Indian J Dermatol Venereol Leprol. 2022 May-Jun;88(3):332-336. doi: 10.25259/IJDVL_680_20.
The tumor, nodes and metastasis (TNM) classification and stage grouping have been updated in the 8th edition of the American Joint Committee on Cancer (AJCC) melanoma staging manual. However, restaging all the previous cases are not recommended.
The aims of the study were to investigate the necessity of restaging Korean melanoma patients staged by the previous edition of the AJCC manual.
Differences in the staging criteria of the 7th and 8th editions of the AJCC manual were identified. The staging of 276 primary melanomas from January 2011 to December 2018 was classified by both 7th and 8th editions of the manual and their differences were compared.
Staging by 7th and 8th edition of the AJCC manual differed in 64 cases (23.2%). The pathological prognostic staging changed in 35 (12.7%), and 29 (10.5%) had changes in only TNM classification but not the pathological staging. None of the patients needed additional sentinel lymph node biopsy or systemic treatment as a result of restaging. Additional counseling was needed for the patients, because melanoma-specific survival was increased in the 8th edition.
This is a retrospective study with relatively small number of patients at a single tertiary center in Korea.
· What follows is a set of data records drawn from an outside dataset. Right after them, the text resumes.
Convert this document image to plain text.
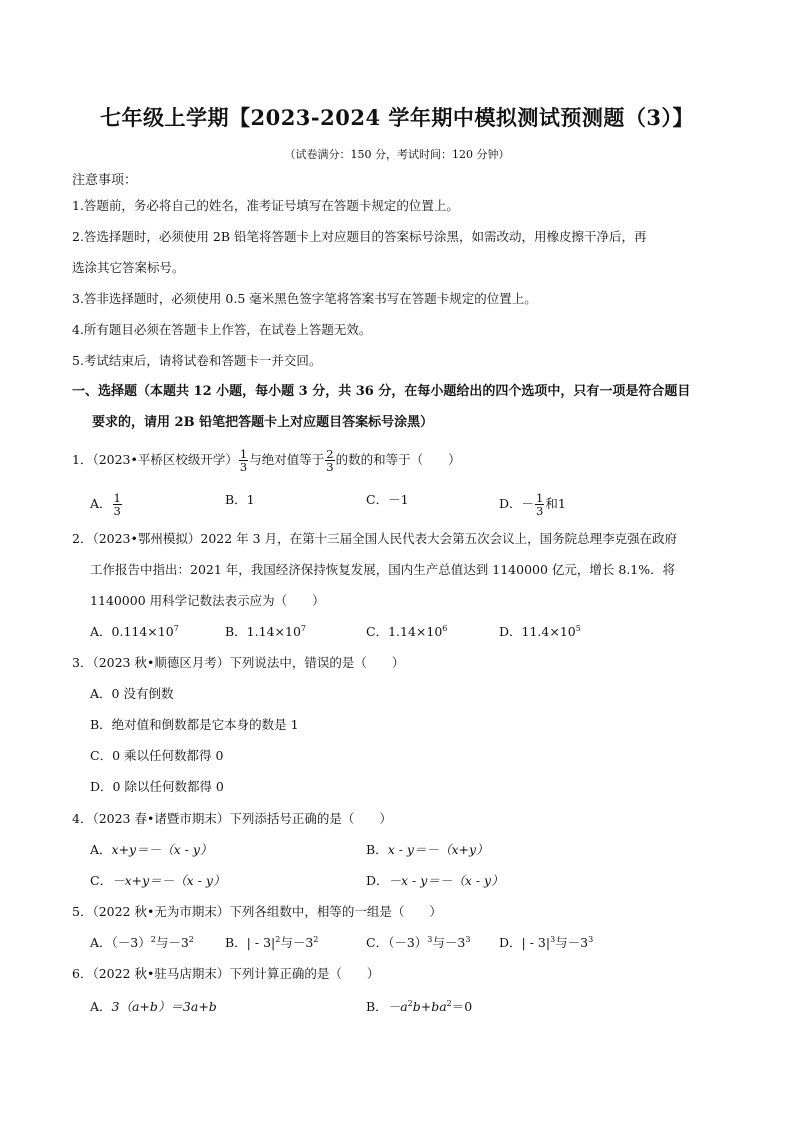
七年级上学期【2023-2024 学年期中模拟测试预测题（3）】
（试卷满分：150 分，考试时间：120 分钟）
注意事项：
1.答题前，务必将自己的姓名，准考证号填写在答题卡规定的位置上。
2.答选择题时，必须使用 2B 铅笔将答题卡上对应题目的答案标号涂黑，如需改动，用橡皮擦干净后，再
选涂其它答案标号。
3.答非选择题时，必须使用 0.5 毫米黑色签字笔将答案书写在答题卡规定的位置上。
4.所有题目必须在答题卡上作答，在试卷上答题无效。
5.考试结束后，请将试卷和答题卡一并交回。
一、选择题（本题共 12 小题，每小题 3 分，共 36 分，在每小题给出的四个选项中，只有一项是符合题目
要求的，请用 2B 铅笔把答题卡上对应题目答案标号涂黑）
1．（2023•平桥区校级开学） $\frac{1}{3}$ 与绝对值等于 $\frac{2}{3}$ 的数的和等于（　　）
A． $\frac{1}{3}$	B．1	C．－1	D．－ $\frac{1}{3}$ 和1
2．（2023•鄂州模拟）2022 年 3 月，在第十三届全国人民代表大会第五次会议上，国务院总理李克强在政府
工作报告中指出：2021 年，我国经济保持恢复发展，国内生产总值达到 1140000 亿元，增长 8.1%．将
1140000 用科学记数法表示应为（　　）
A．$0.114\times 10^7$	B．$1.14\times 10^7$	C．$1.14\times 10^6$	D．$11.4\times 10^5$
3．（2023 秋•顺德区月考）下列说法中，错误的是（　　）
A．0 没有倒数
B．绝对值和倒数都是它本身的数是 1
C．0 乘以任何数都得 0
D．0 除以任何数都得 0
4．（2023 春•诸暨市期末）下列添括号正确的是（　　）
A．x+y＝－（x - y）	B．x - y＝－（x+y）
C．－x+y＝－（x - y）	D．－x - y＝－（x - y）
5．（2022 秋•无为市期末）下列各组数中，相等的一组是（　　）
A．$(-3)^2$与$-3^2$ B．| - $3|^2$与$-3^2$	C．$(-3)^3$与$-3^3$ D．| - $3|^3$与$-3^3$
6．（2022 秋•驻马店期末）下列计算正确的是（　　）
A．3（a+b）＝3a+b	B．$-a^2b+ba^2=0$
Assessment of the need for additional sentinel lymph node biopsy or systemic treatment is recommended because of the latest changes in the AJCC melanoma staging manual. Although the restaging of previously staged melanomas is not significantly needed in our patients, still the differences in TNM classification and/or pathological prognostic staging suggest the need to separately recognize the patients previously staged by 7th edition and recently staged by 8th edition. Careful counseling about melanoma-specific survival is needed for Asian patients.
第 8 版美国癌症联合委员会(AJCC)黑色素瘤分期手册更新了肿瘤、淋巴结和转移(TNM)分类和分期分组。然而,不建议重新分期所有以前的病例。
本研究旨在探讨重新分期韩国黑色素瘤患者的必要性,这些患者的分期是根据 AJCC 手册前一版进行的。
确定了第 7 版和第 8 版 AJCC 手册分期标准的差异。对 2011 年 1 月至 2018 年 12 月的 276 例原发性黑色素瘤病例,分别采用第 7 版和第 8 版 AJCC 手册进行分期,并比较其差异。
第 7 版和第 8 版 AJCC 手册分期在 64 例(23.2%)中存在差异。病理预后分期改变 35 例(12.7%),仅 TNM 分类改变而病理分期不变 29 例(10.5%)。由于重新分期,没有患者需要额外的前哨淋巴结活检或全身治疗。由于第 8 版黑色素瘤特异性生存率增加,需要对患者进行额外的咨询。
这是一项在韩国单一三级中心进行的回顾性研究,患者数量相对较少。
由于 AJCC 黑色素瘤分期手册的最新变化,建议评估是否需要额外的前哨淋巴结活检或全身治疗。尽管在我们的患者中,重新分期以前分期的黑色素瘤并不显著,但 TNM 分类和/或病理预后分期的差异表明需要分别识别以前按第 7 版分期和最近按第 8 版分期的患者。需要向亚洲患者提供有关黑色素瘤特异性生存率的仔细咨询。